You really need to read up the basic history of Chinese sea trade in the South China Sea. While the Tang still often depended on foreign ships for long distant sea trade, the Song was already making its ships and sailed frequently to as far as Somalia, eventually dominating the sea trade route. The Zhu Fangzhi of the Song period specifically mentioned how to sail from Quanzhou to Egypt.


Ibn Battuta of the 14th century already noted that the sea trade between India and China was in the hands of Chinese merchants.

Also, the biggest ships during the Song might have been bigger than those of the early Ming. According to the Xuanhe Fengshi Gaoli Tujing 宣和奉使高丽图经, the Song built a ship called Shengzhou (divine ship) that had 3 times as many people as a Kezhou (guest ship). “神舟之长阔高大、什物器用、人数,皆三倍于客舟也”
A Kezhou was already said to be "have a length over 10 zhang, 3 zhang deep, 2 zhang and 2 chi wide, capable of carrying 2,000 liao of millet" “其长十余丈,深三丈,阔二丈五尺,可载二千斛粟.”
We are talking about a ship of 6,000 liao here.
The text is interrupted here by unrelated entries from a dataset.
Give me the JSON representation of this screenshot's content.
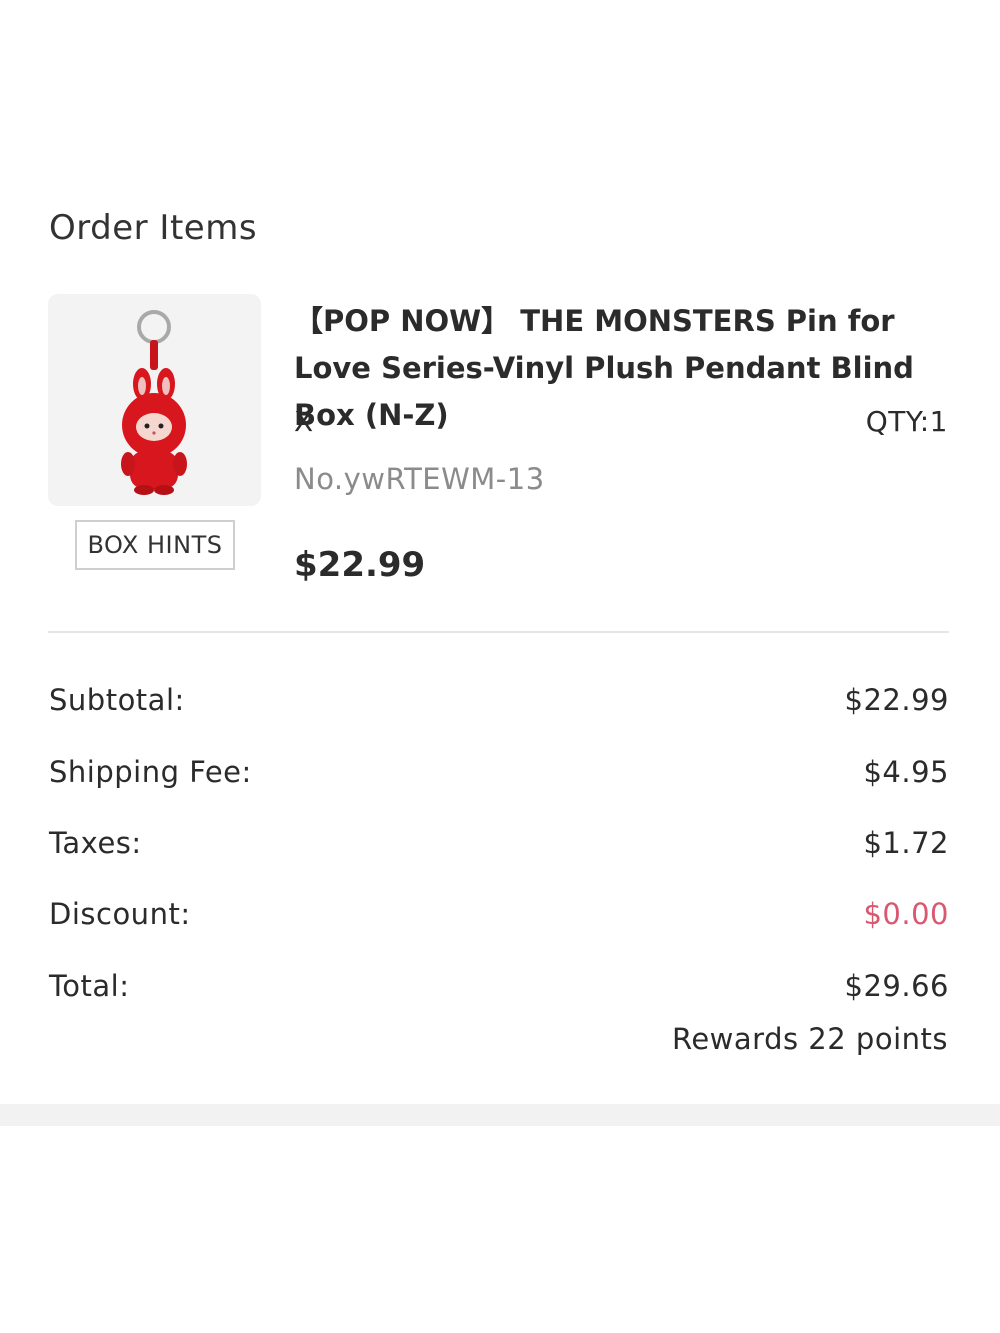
{
  "order": {
    "section_title": "Order Items",
    "item": {
      "title": "【POP NOW】 THE MONSTERS Pin for Love Series-Vinyl Plush Pendant Blind Box (N-Z)",
      "variant": "X",
      "qty": "QTY:1",
      "sku": "No.ywRTEWM-13",
      "price": "$22.99",
      "box_hints_label": "BOX HINTS",
      "image_icon": "red-plush-keychain-icon"
    },
    "summary": [
      {
        "label": "Subtotal:",
        "value": "$22.99"
      },
      {
        "label": "Shipping Fee:",
        "value": "$4.95"
      },
      {
        "label": "Taxes:",
        "value": "$1.72"
      },
      {
        "label": "Discount:",
        "value": "$0.00"
      },
      {
        "label": "Total:",
        "value": "$29.66"
      }
    ],
    "rewards": "Rewards 22 points"
  },
  "colors": {
    "discount": "#d9576f",
    "plush_red": "#d8161d"
  }
}
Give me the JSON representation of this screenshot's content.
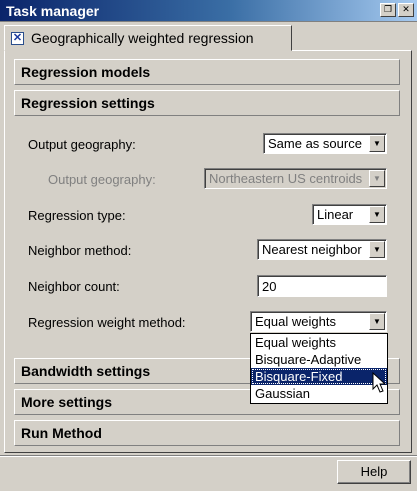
{
  "window": {
    "title": "Task manager"
  },
  "tab": {
    "label": "Geographically weighted regression",
    "checked_glyph": "✕"
  },
  "sections": {
    "regression_models": "Regression models",
    "regression_settings": "Regression settings",
    "bandwidth_settings": "Bandwidth settings",
    "more_settings": "More settings",
    "run_method": "Run Method"
  },
  "form": {
    "output_geography": {
      "label": "Output geography:",
      "value": "Same as source"
    },
    "output_geography_sub": {
      "label": "Output geography:",
      "value": "Northeastern US centroids"
    },
    "regression_type": {
      "label": "Regression type:",
      "value": "Linear"
    },
    "neighbor_method": {
      "label": "Neighbor method:",
      "value": "Nearest neighbor"
    },
    "neighbor_count": {
      "label": "Neighbor count:",
      "value": "20"
    },
    "weight_method": {
      "label": "Regression weight method:",
      "value": "Equal weights",
      "options": [
        "Equal weights",
        "Bisquare-Adaptive",
        "Bisquare-Fixed",
        "Gaussian"
      ],
      "highlighted": "Bisquare-Fixed"
    }
  },
  "footer": {
    "help_label": "Help"
  },
  "icons": {
    "restore": "restore-icon",
    "close": "close-icon",
    "dropdown": "chevron-down-icon",
    "cursor": "mouse-pointer-icon"
  }
}
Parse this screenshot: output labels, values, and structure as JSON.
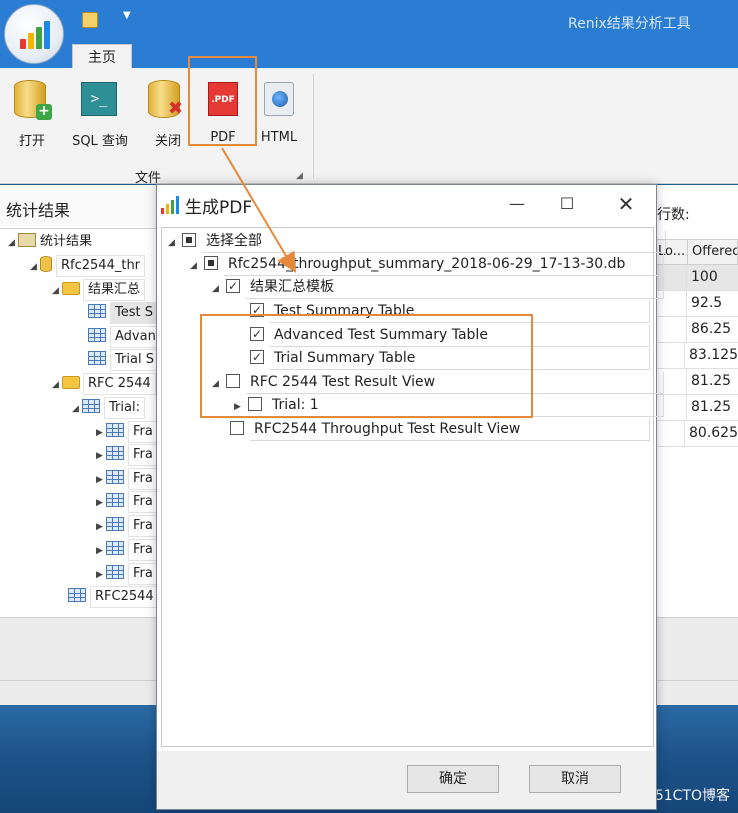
{
  "app": {
    "title": "Renix结果分析工具",
    "tab_home": "主页",
    "group_file": "文件"
  },
  "ribbon": {
    "open": "打开",
    "sql_query": "SQL 查询",
    "close": "关闭",
    "pdf": "PDF",
    "pdf_icon_text": ".PDF",
    "html": "HTML"
  },
  "left_panel": {
    "header": "统计结果",
    "nodes": {
      "root": "统计结果",
      "db": "Rfc2544_thr",
      "template_folder": "结果汇总",
      "test_summary": "Test S",
      "advanced": "Advan",
      "trial_summary": "Trial S",
      "rfc_folder": "RFC 2544",
      "trial": "Trial: ",
      "fr": "Fra",
      "rfc_view": "RFC2544"
    }
  },
  "right_panel": {
    "rows_label": "行数:",
    "col1": "Lo...",
    "col2": "Offered",
    "values": [
      "100",
      "92.5",
      "86.25",
      "83.125",
      "81.25",
      "81.25",
      "80.625"
    ]
  },
  "dialog": {
    "title": "生成PDF",
    "select_all": "选择全部",
    "db_file": "Rfc2544_throughput_summary_2018-06-29_17-13-30.db",
    "template": "结果汇总模板",
    "items": [
      "Test Summary Table",
      "Advanced Test Summary Table",
      "Trial Summary Table"
    ],
    "result_view": "RFC 2544 Test Result View",
    "trial": "Trial: 1",
    "throughput_view": "RFC2544 Throughput Test Result View",
    "ok": "确定",
    "cancel": "取消"
  },
  "watermark": "@51CTO博客",
  "colors": {
    "ribbon_blue": "#2b7cd3",
    "highlight_orange": "#e58a3a",
    "pdf_red": "#e53935"
  },
  "icons": [
    "app-orb-icon",
    "quick-access-icon",
    "open-db-icon",
    "sql-icon",
    "close-db-icon",
    "pdf-icon",
    "html-icon",
    "folder-icon",
    "database-icon",
    "table-icon",
    "chart-icon"
  ]
}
Zheng He's voyages are not even the first government sponsored voyage from China to Indian states. Chinese navigators have been visiting the Indian subcontinent frequently during the Yuan. The Ming voyages were only an expansion of that. From 1272-1287, the Yuan court already sent four separate envoys by sea to Sri Lanka, Baboluo (Eastern India), and Mabaer (Coromandel). Yihei Mishi, who led the Yuan invasion of Java, also sailed to the above mentioned places and was said to have "received their memorials of submission."